Il y eut un temps, comme on voit, que les femmes, craignant que leurs bijoux ne parlassent, étaient suffoquées, se mouraient : mais il en vint un autre, qu'elles se mirent au-dessus de cette frayeur, se défirent des muselières et n'eurent plus que des vapeurs.
La favorite avait, entre ses complaisantes, une fille singulière. Son humeur était charmante, quoique inégale. Elle changeait de visage dix fois par jour ; mais quel que fût celui qu'elle prît, il plaisait. Unique dans sa mélancolie, ainsi que dans sa gaieté, il lui échappait, dans ses moments les plus extravagants, des propos d'un sens exquis ; et il lui venait, dans les accès de sa tristesse, des extravagances très réjouissantes.
Mirzoza s'était si bien faite à Callirhoé, c'était le nom de cette jeune folle, qu'elle ne pouvait presque s'en passer. Une fois que le sultan se plaignait à la favorite de je ne sais quoi d'inquiet et de froid qu'il lui remarquait :
« Prince, lui dit-elle, embarrassée de ses reproches, sans mes trois bêtes, mon serin, ma chartreuse et Callirhoé, je ne vaux rien ; et vous voyez bien que la dernière me manque...
Et pourquoi n'est-elle pas ici ? lui demanda Mangogul.
Je ne sais, répondit Mirzoza ; mais il y a quelques mois qu'elle m'annonça que, si Mazul faisait la campagne, elle ne pourrait se dispenser d'avoir des vapeurs ; et Mazul partit hier...
Passe encore pour celle-là, répliqua le sultan. Voilà ce qui s'appelle des vapeurs bien fondées. Mais vis-à-vis de quoi s'avisent d'en avoir cent autres, dont les maris sont tout jeunes, et qui ne se laissent pas manquer d'amants ?
Prince, répondit un courtisan, c'est une maladie à la mode. C'est un air à une femme que d'avoir des vapeurs. Sans amants et sans vapeurs, on n'a aucun usage du monde ; et il n'y a pas une bourgeoise à Banza qui ne s'en donne. »
Mangogul sourit et se détermina sur-le-champ à visiter quelques-unes de ces vaporeuses. Il alla droit chez Salica. Il la trouva couchée, la gorge découverte, les yeux allumés, la tête échevelée, et à son chevet le petit médecin bègue et bossu Farfadi, qui lui faisait des contes. Cependant elle allongeait un bras, puis un autre, bâillait, soupirait, se portait la main sur le front et s'écriait douloureusement : « Ahi... Je n'en puis plus... Ouvrez les fenêtres... Donnez-moi de l'air... Je n'en puis plus ; je me meurs... »
Mangogul prit le moment que ses femmes troublées aidaient Farfadi à alléger ses couvertures, pour tourner sa bague sur elle ; et l'on entendit à l'instant : « Ôh ! que je m'ennuie de ce train ! Voilà-t-il pas que madame s'est mis en tête d'avoir des vapeurs ! Cela durera la huitaine ; et je veux mourir si je sais à propos de quoi : car après les efforts de Farfadi pour déraciner ce mal, il me semble qu'il a tort de persister. »

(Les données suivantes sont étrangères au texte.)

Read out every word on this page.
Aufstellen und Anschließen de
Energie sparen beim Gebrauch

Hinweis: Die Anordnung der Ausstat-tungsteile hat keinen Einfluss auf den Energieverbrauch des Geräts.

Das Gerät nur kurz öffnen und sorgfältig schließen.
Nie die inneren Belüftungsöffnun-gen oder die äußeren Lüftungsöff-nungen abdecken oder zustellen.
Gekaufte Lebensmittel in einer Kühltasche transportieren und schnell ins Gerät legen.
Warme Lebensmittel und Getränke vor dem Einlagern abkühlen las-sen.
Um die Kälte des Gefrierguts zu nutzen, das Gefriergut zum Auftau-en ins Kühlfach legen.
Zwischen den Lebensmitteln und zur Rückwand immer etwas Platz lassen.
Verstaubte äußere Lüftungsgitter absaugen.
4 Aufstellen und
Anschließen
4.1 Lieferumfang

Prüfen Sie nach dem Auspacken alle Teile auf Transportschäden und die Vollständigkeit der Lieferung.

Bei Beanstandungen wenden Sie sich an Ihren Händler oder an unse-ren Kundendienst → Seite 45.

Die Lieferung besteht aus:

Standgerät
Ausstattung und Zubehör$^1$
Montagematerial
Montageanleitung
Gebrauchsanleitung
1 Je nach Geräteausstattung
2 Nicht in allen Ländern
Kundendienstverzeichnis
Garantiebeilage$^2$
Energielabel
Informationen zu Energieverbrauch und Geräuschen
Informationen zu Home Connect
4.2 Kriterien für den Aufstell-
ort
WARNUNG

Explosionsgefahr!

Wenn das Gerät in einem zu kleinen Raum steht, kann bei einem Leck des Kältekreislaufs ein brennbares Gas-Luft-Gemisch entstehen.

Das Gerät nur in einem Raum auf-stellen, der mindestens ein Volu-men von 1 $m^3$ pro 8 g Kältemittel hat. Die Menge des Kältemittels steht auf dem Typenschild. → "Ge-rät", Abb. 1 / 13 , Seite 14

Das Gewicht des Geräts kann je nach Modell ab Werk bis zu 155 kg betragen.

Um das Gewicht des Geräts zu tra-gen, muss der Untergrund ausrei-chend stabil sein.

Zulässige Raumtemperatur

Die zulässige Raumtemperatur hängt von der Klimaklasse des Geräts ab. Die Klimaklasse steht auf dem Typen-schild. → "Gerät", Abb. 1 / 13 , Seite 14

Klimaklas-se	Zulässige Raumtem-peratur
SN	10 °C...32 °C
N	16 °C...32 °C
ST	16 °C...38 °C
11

« Bon, dit le sultan en retournant sa bague, j'entends. Celle-ci a des vapeurs en faveur de son médecin. Voyons ailleurs. »
Il passa de l'hôtel de Salica dans celui d'Arsinoé, qui n'en est pas éloigné. Il entendit, dès l'entrée de son appartement, de grands éclats de rire et s'avança, comptant la trouver en compagnie : cependant elle était seule ; et Mangogul n'en fut pas trop surpris. « Une femme se donnant des vapeurs, elle se les donne apparemment, dit-il, tristes ou gaies, selon qu'il est à propos. »
Il tourna sa bague sur elle, et sur-le-champ son bijou se mit à rire à gorge déployée. Il passa brusquement de ses ris immodérés à des lamentations ridicules sur l'absence de Narcès, à qui il conseillait en bon ami de hâter son retour, et continua sur nouveaux frais à sangloter, pleurer, gémir, soupirer, se désespérer, comme s'il eût enterré tous les siens.
Le sultan se contenant à peine d'éclater d'une affliction si bizarre, retourna sa bague et partit, laissant Arsinoé et son bijou se lamenter tout à leur aise et concluant en lui-même la fausseté du proverbe.